I also wonder a bit about how much leverage we might be able to get out of the "non-editable" assumption they state. It seems that what we do now doesn't actually provide that much "editable graph" functionality currently (i.e. everytime we do make dependency changes, we just do a full rebuild anyway). So, perhaps we will be able to do some optimisations there...

Anyways, at least it's good to know that someone out there is still working on these problems these days (AFAIK, there's fairly scant info published out there about the intricacies of building these sorts of systems). Seeing a modern approach to this problem is certainly quite enlightening, and inspiring too.

9 comments:

  1. Seeing you study this things gives me chills. From me I can only say RAW SPEED PLIZ!

    ReplyDelete
  2. Thumbs up for you digging into this!

    ReplyDelete
  3. I've never understood the multithreaded issue in viewport. 3dsmax and Maya said they use it, in their last version. But I don't see why you simply assign one object per processor, and won't be fully multithreaded, but it still be very useful. Another idea would be to make give a frame to each processor, so when you hit play, he will compute next frames in advance, and it will be smoother. I'm not a C developper, but I do not see the difficulty there.
    Anyway, it's a very good news the dependancy graph will be rewritten, and it's a goood news you think about multithreading.

    ReplyDelete
    Replies
    1. That is because you don't begin to understand the concept of *dependency*

      Delete
    2. A frame per processor? Hmm so the frame-rates now go down with longer scenes?

      Delete
  4. Really nice paper. One interesting sentence: "This dirty state propagates through the graph based on static dirty rules which define the dependency relationship between attributes within a node."

    I think this is where a lot of design work has to be done for Blender (building a suitable threading engine is not exactly boiler plate coding either, but right decisions are easier to find i guess)

    With our current depgraph we only have object <-> object data dependencies, and accordingly just 4 possible "dirty rules". This overly simplistic model seems to be responsible for a lot of the unresolvable dependency cycles.

    ReplyDelete
    Replies
    1. Indeed. I kindof alluded to this above ("we still have a lot of design issues to tackle to even get a basic system").

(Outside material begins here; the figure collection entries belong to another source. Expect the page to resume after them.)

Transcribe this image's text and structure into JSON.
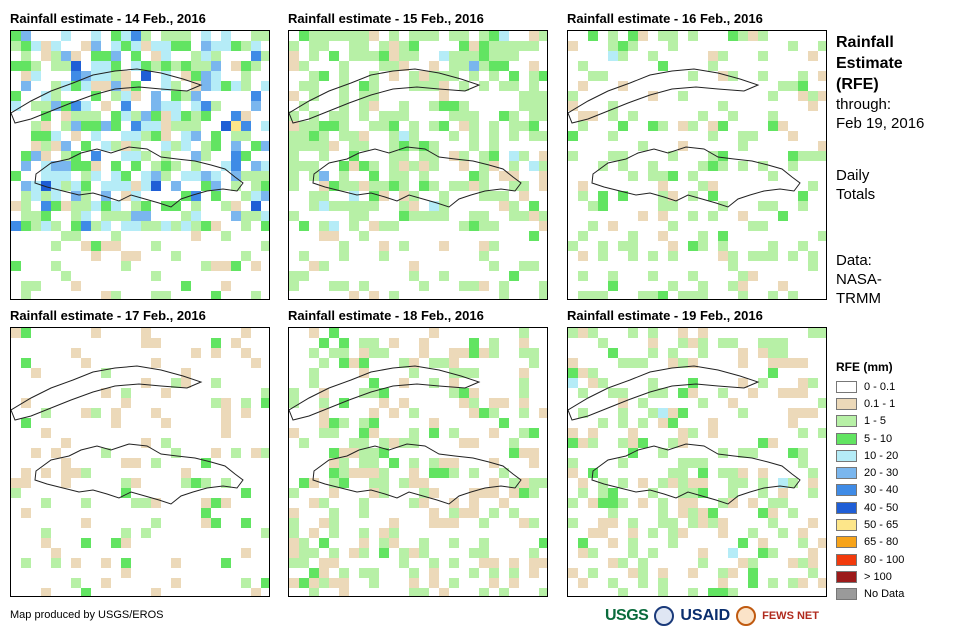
{
  "panels": [
    {
      "title": "Rainfall estimate - 14 Feb., 2016"
    },
    {
      "title": "Rainfall estimate - 15 Feb., 2016"
    },
    {
      "title": "Rainfall estimate - 16 Feb., 2016"
    },
    {
      "title": "Rainfall estimate - 17 Feb., 2016"
    },
    {
      "title": "Rainfall estimate - 18 Feb., 2016"
    },
    {
      "title": "Rainfall estimate - 19 Feb., 2016"
    }
  ],
  "side": {
    "title_lines": [
      "Rainfall",
      "Estimate",
      "(RFE)"
    ],
    "through_label": "through:",
    "through_date": "Feb 19, 2016",
    "totals_lines": [
      "Daily",
      "Totals"
    ],
    "data_lines": [
      "Data:",
      "NASA-",
      "TRMM"
    ]
  },
  "legend": {
    "title": "RFE (mm)",
    "items": [
      {
        "label": "0 - 0.1",
        "color": "#ffffff"
      },
      {
        "label": "0.1 - 1",
        "color": "#ecd9b9"
      },
      {
        "label": "1 - 5",
        "color": "#b7f0a6"
      },
      {
        "label": "5 - 10",
        "color": "#62e462"
      },
      {
        "label": "10 - 20",
        "color": "#b5ecf7"
      },
      {
        "label": "20 - 30",
        "color": "#7ab6ee"
      },
      {
        "label": "30 - 40",
        "color": "#3f8be6"
      },
      {
        "label": "40 - 50",
        "color": "#1f5ed6"
      },
      {
        "label": "50 - 65",
        "color": "#fde68a"
      },
      {
        "label": "65 - 80",
        "color": "#f7a319"
      },
      {
        "label": "80 - 100",
        "color": "#f23a0c"
      },
      {
        "label": "> 100",
        "color": "#9c1a1a"
      },
      {
        "label": "No Data",
        "color": "#9a9a9a"
      }
    ]
  },
  "credit": "Map produced by USGS/EROS",
  "logos": {
    "usgs": "USGS",
    "usaid": "USAID",
    "fews": "FEWS NET"
  }
}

      It was somewhat surprising to see this approach being used, since it's really just a more nuanced version of what we've got now. I guess I've been somewhat hoping that there is a better way than "static dirty rules" (e.g. tag dirty entrypoints, then directly traverse+execute what you need), for greater flexibility.

      Delete
  5. Really happy you work on despgraph, keep it up!

    ReplyDelete
  6. Hi Algorith,

    Just came across your article. I couldn't find a direct contact for you so I'll put this here and hope you see it.

    First, thanks for your kind words on the paper. It was 3+ years of work to get this thing built, basically a new engine written from the ground up. We are finally getting it out into production now.

    To answer a couple of issues you raised in your article and responses:

    - Re: restricting everything to C++. The key point was that in our previous tool we used Python, C++ and our own in-house scripting language to author nodes in the graph. To derive full performance from the new engine we had to stop using the scripting languages. So we were not saying C++ is the only option, just saying that from where we were before, it was the only one we could keep using. It would of course be possible to imagine an implementation using another implementation as long as it delivered high performance and was scalable and threadsafe.

    - Re: a better way than static dirty rules. We do a lot of work to avoid dealing with dirty state. We cache the list of nodes that need recomputing based on a particular set of dirty inputs and required outputs, and if the next graph evaluation has the same conditions as any one of the previous ones, we just pull the required list of nodes to compute directly from the cache, so no traversal at all for dirty state. Most of the time animators are posing with a relatively small number of controls, so it is feasible to cache all these possible paths through the graph and just pull them out as needed, and we end up almost never walking the graph once the caches are warmed up. For a more generic tool with large numbers of possible controls, it might not be so feasible and you might want to look into other ways to speeding up traversal.